The Bernese Mountain Dog is a working breed, and draft (pulling a cart) if a part of their heritage. Being an all around farm dog, they would haul many things in their carts, but are most noted for taking milk cans to the dairy.
Draft is not just your dog pulling a cart around; a well trained draft dog knows how to move their cart on various surfaces, up and down hills, and adjust their speed along the way. Turning the cart as directed and not colliding with obstacles is also a large part of their job. Finally, they must manage their load and be a true teammate to their handler.
Some Berners take quickly to draft, others are a bit slower. Our club often holds clinics on how to start your dog in draft, but partnering with an experienced draft handler is another way to help train your dog in this sport. If you’re not sure if drafting is for you or your dog, attending our annual draft trial is a great way to see the breed work with various carts, and at various levels of skill and experience. It’s also a great time to meet other members who are actively drafting! Whether you want to draft for competition or pleasure, we invite you to check it out.
Berners and their human companions enjoy working as a team and having a job to do. By learning and participating in canine sports, dogs and humans strengthen their relationship and pack order. Dogs do best when the pack order is clear. The following is a list of performance events that have been/are included in BMDCA National Specialties.
Dog agility is a dog sport in which a handler directs a dog through an obstacle course in a race for both time and accuracy. Dogs run off leash with no food or toys as incentives, and the handler can touch neither dog nor obstacles.
Conformation is the evaluation of dogs by how closely they resemble their breed’s standard
The Farm Dog test is an AKC assessment of a dog’s aptitude as a working farm dog by exhibiting self-control, confidence and trust with handler (AKC).
Herding is the act of bringing individual animals together into a group (herd), maintaining the group, and moving the group from place to place—or any combination of those.
AKC Regulations for herding: AKC Regulations
Nosework is a dog sport created to mimic professional detection dog One dog and one handler form a team. The dogs must find a hidden target odor, often ignoring distractors (such as food or toys), and alert the handler. After the dog finds the odor they are rewarded with food or a toy.

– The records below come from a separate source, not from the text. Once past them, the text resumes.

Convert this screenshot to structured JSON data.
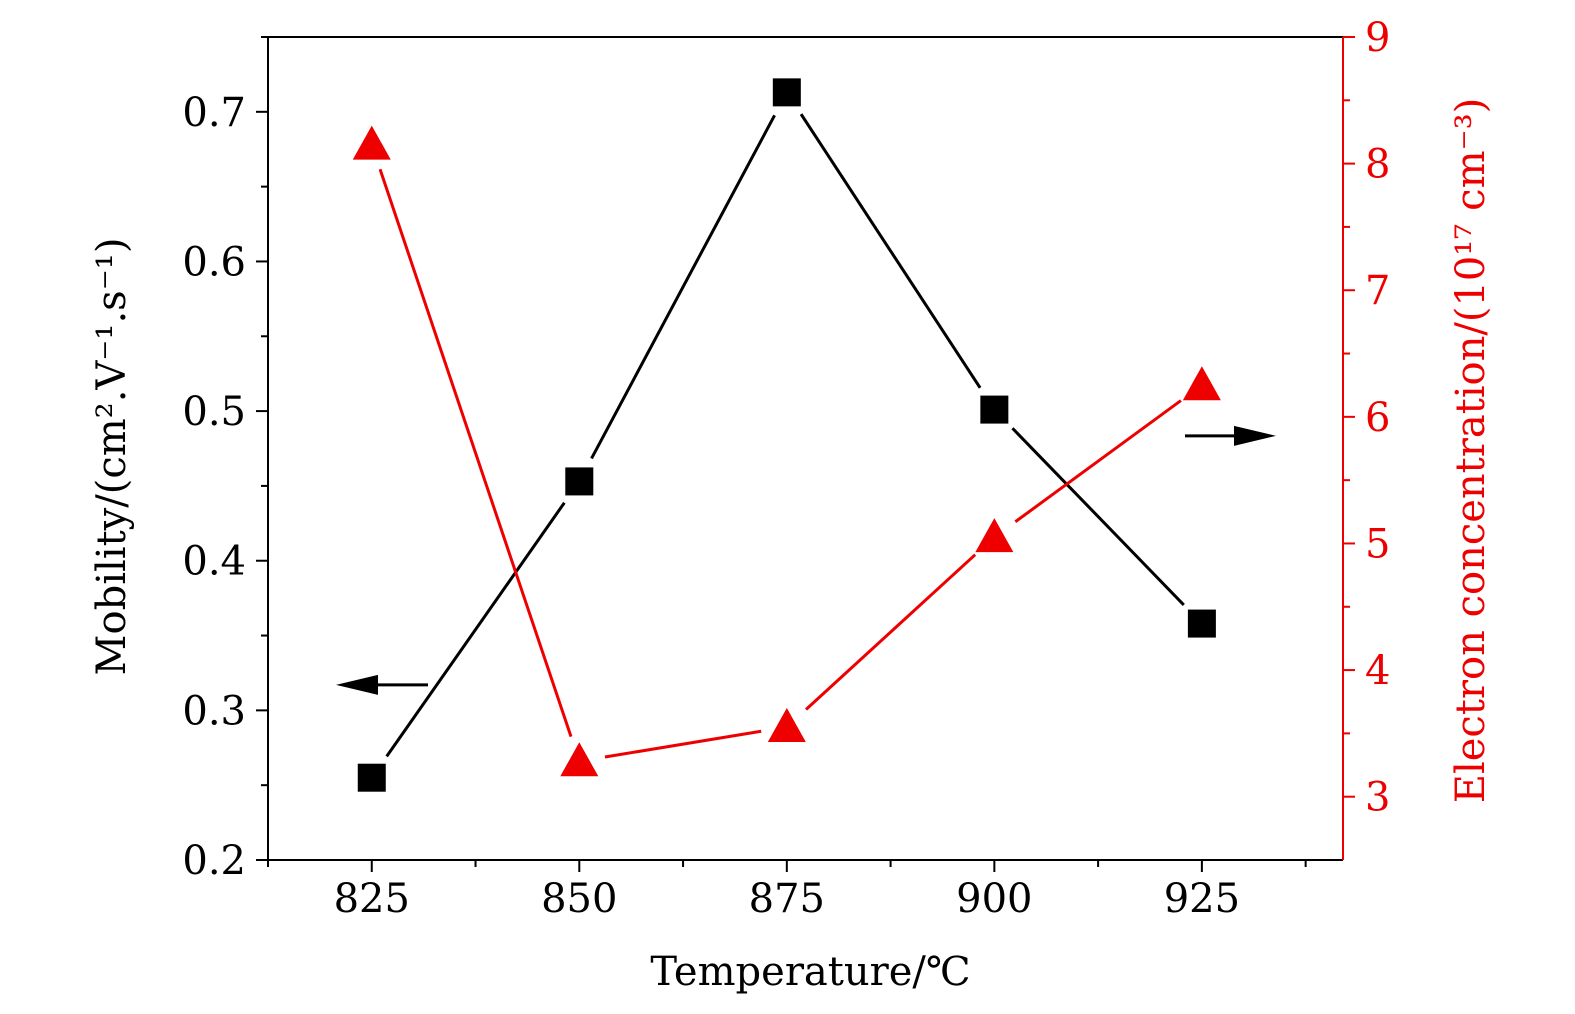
{
  "chart_data": {
    "type": "line",
    "x": [
      825,
      850,
      875,
      900,
      925
    ],
    "xlabel": "Temperature/℃",
    "xlim": [
      812.5,
      942
    ],
    "xticks": [
      825,
      850,
      875,
      900,
      925
    ],
    "ylabel_left": "Mobility/(cm².V⁻¹.s⁻¹)",
    "ylim_left": [
      0.2,
      0.75
    ],
    "yticks_left": [
      0.2,
      0.3,
      0.4,
      0.5,
      0.6,
      0.7
    ],
    "ylabel_right": "Electron concentration/(10¹⁷ cm⁻³)",
    "ylim_right": [
      2.5,
      9
    ],
    "yticks_right": [
      3,
      4,
      5,
      6,
      7,
      8,
      9
    ],
    "grid": false,
    "legend": "none",
    "series": [
      {
        "axis": "left",
        "marker": "square",
        "color": "#000000",
        "values": [
          0.255,
          0.453,
          0.713,
          0.501,
          0.358
        ]
      },
      {
        "axis": "right",
        "marker": "triangle",
        "color": "#ee0000",
        "values": [
          8.15,
          3.28,
          3.55,
          5.05,
          6.25
        ]
      }
    ]
  }
}
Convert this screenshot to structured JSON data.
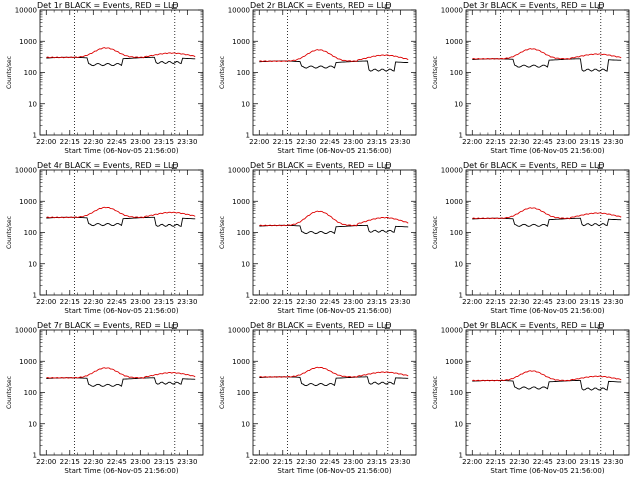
{
  "chart_data": {
    "type": "line",
    "title_suffix": " BLACK = Events, RED = LLD",
    "ylabel": "Counts/sec",
    "xlabel": "Start Time (06-Nov-05 21:56:00)",
    "x_ticks": [
      "22:00",
      "22:15",
      "22:30",
      "22:45",
      "23:00",
      "23:15",
      "23:30"
    ],
    "y_ticks": [
      "1",
      "10",
      "100",
      "1000",
      "10000"
    ],
    "yscale": "log",
    "ylim": [
      1,
      10000
    ],
    "xlim_minutes": [
      -4,
      100
    ],
    "x_tick_minutes": [
      0,
      15,
      30,
      45,
      60,
      75,
      90
    ],
    "vlines_minutes": [
      18,
      82
    ],
    "legend_marker": "⊏",
    "series_names": [
      "Events",
      "LLD"
    ],
    "series_colors": {
      "Events": "#000000",
      "LLD": "#dd0000"
    },
    "detectors": [
      {
        "title": "Det 1r",
        "base": 290,
        "events_dip": [
          180,
          210
        ],
        "lld_peak": 600,
        "lld_end": 420
      },
      {
        "title": "Det 2r",
        "base": 220,
        "events_dip": [
          150,
          120
        ],
        "lld_peak": 520,
        "lld_end": 360
      },
      {
        "title": "Det 3r",
        "base": 260,
        "events_dip": [
          160,
          120
        ],
        "lld_peak": 560,
        "lld_end": 390
      },
      {
        "title": "Det 4r",
        "base": 290,
        "events_dip": [
          180,
          170
        ],
        "lld_peak": 620,
        "lld_end": 440
      },
      {
        "title": "Det 5r",
        "base": 160,
        "events_dip": [
          100,
          110
        ],
        "lld_peak": 470,
        "lld_end": 300
      },
      {
        "title": "Det 6r",
        "base": 270,
        "events_dip": [
          170,
          180
        ],
        "lld_peak": 600,
        "lld_end": 420
      },
      {
        "title": "Det 7r",
        "base": 280,
        "events_dip": [
          170,
          200
        ],
        "lld_peak": 600,
        "lld_end": 430
      },
      {
        "title": "Det 8r",
        "base": 300,
        "events_dip": [
          180,
          200
        ],
        "lld_peak": 620,
        "lld_end": 450
      },
      {
        "title": "Det 9r",
        "base": 230,
        "events_dip": [
          140,
          130
        ],
        "lld_peak": 480,
        "lld_end": 330
      }
    ]
  }
}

Obedience training involves training an animal, most often a dog, to obey basic control commands such as sit, down, and heel.
Developed in the 1930s, Obedience is one of the AKC’s oldest sporting events. From walking on- and off-leash to retrieving and jumping, or demonstrating your dog’s ability to stay, Obedience trials feature dogs that are well-behaved at home, in public places, and in the presence of other dogs. It is essential that the obedience dog demonstrates willingness and enjoyment while it is working with the handler.
Whether or not you want to compete, every dog owner should consider some form of obedience training. It’s the best way to establish good communication skills between you and your dog – and to make sure that your dog is the most well-behaved one in your neighborhood!
Rallyobedience (also known as Rally or Rally-O) is a dog sport based on obedience. … Unlike regular obedience, instead of waiting for the judge’s orders, the competitors proceed around a course of designated stations with the dog in heel position. The course consists of 10 to 20 signs that instruct the team what to do.
Tracking refers to a dog’s ability to detect, recognize and follow a specific scent. Possessing heightened olfactory abilities, dogs are able to detect, track and locate the source of certain odors.